The Iraqi Security Forces (ISF) were woefully underequipped in Iraq’s Sunni heartlands, a point underlined by the fall of the capital of Iraq’s Sunni-dominated Anbar province, Ramadi earlier this year.

Faced with waves of suicide bombs, ISF forces quickly fold and retreat under Isis bombardment. The Shia PMUs that invariably take their place have been accused of looting, atrocities seemingly borrowed from the Isis playbook, and have been implicated – predominately militias formed during the occupation of Iraq – in the murder of Western military personnel.

The Isis slogan of baqiya wa tatamaddad (‘lasting and expanding’) that is so integral to their recruitment and propaganda efforts, is not going to be countered without effective partner forces on the ground. The resilience that al Qaeda in Iraq showed after their routing during the Surge of 2007-8 – eventually relocating their leadership to Syria – was remarkable, and must be kept in mind during this campaign. A clear lack of strategic clarity, presumably through a Western inability to influence events on the ground, is present. The Kurds provide a clear alternative to the status quo. The Kurds are a secular, pro-Western, democratic people, who argue that individual rights and liberty are consistent with Islam. In Iraq, semi-autonomous Kurdistan enjoys unparalleled democratic institutions, civil society, and a free press.

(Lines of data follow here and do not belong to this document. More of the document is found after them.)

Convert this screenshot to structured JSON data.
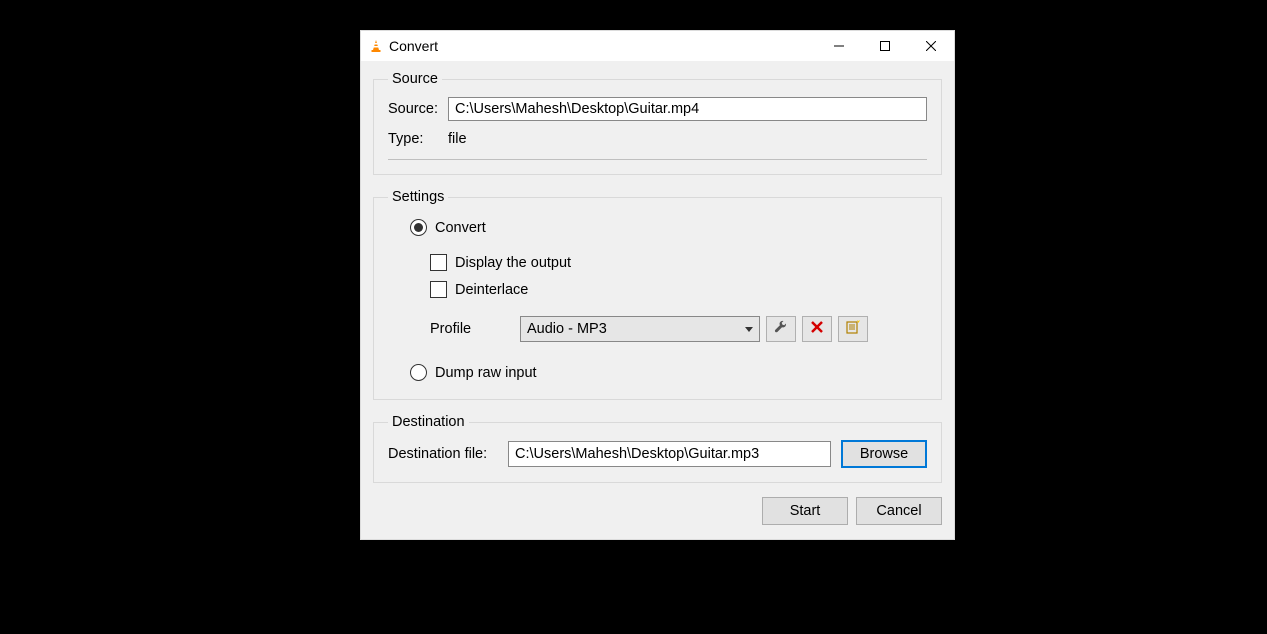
{
  "window": {
    "title": "Convert"
  },
  "source_group": {
    "legend": "Source",
    "source_label": "Source:",
    "source_value": "C:\\Users\\Mahesh\\Desktop\\Guitar.mp4",
    "type_label": "Type:",
    "type_value": "file"
  },
  "settings_group": {
    "legend": "Settings",
    "convert_radio_label": "Convert",
    "display_output_label": "Display the output",
    "deinterlace_label": "Deinterlace",
    "profile_label": "Profile",
    "profile_value": "Audio - MP3",
    "dump_raw_label": "Dump raw input"
  },
  "destination_group": {
    "legend": "Destination",
    "dest_label": "Destination file:",
    "dest_value": "C:\\Users\\Mahesh\\Desktop\\Guitar.mp3",
    "browse_label": "Browse"
  },
  "actions": {
    "start_label": "Start",
    "cancel_label": "Cancel"
  }
}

In Syria, the Kurds present something hitherto unseen in the fight against Isis: an aggressive, effective, and capable rebel group who have dealt losses to Isis, recently pushing forward towards the self-proclaimed capital of the khilafah: Raqqa.

While it would be irresponsible of the Australian government to encourage Australians to join the fray in Syria, the idea of prosecuting Australians who have chosen to fight and defend the Kurds against Bishop’s perceived greater-than-Soviet threat to world order, is stupid.

For one, there’s no logical parallel between prosecuting veterans fighting with Isis or al Qaeda franchises, and secular, pro-Western forces. There’s a well-documented history of veterans fighting with jihadi groups returning to the West, and becoming involved in acts of domestic terrorism: both more lethal, and more effective, than their inspired, domestically-radicalised counterparts.

The idea of Australians fighting Isis, and returning home to murder cartoonists for the crime of satire, or placing bombs in the London Underground, is ludicrous. The person I know currently in Syria posts pictures on Facebook of areas liberated from the apocalyptic and genocidal version of Islam that the so-called Islamic State promulgate.

If a nuanced and individualised response to Australians fighting, or supporting, jihadi groups is justified, then the same clarity deserves to be extended towards Australians fighting against Isis.

The argument posed by useful idiots such as George Moinbot in the Guardian (arguing that a Brit who blew up a Syrian prison for Jabhat al-Nusra, freeing dozens of imprisoned jihadists was analogous with heroism). Monbiot’s question, ‘should we not be celebrating this act of extraordinary courage?’ is of course silly in this regard. If the same piece was written about Westerners risking their lives to defend the world’s largest stateless minority, and defeat the world’s most prolific jihadi organisation? Well, his piece is immeasurably improved.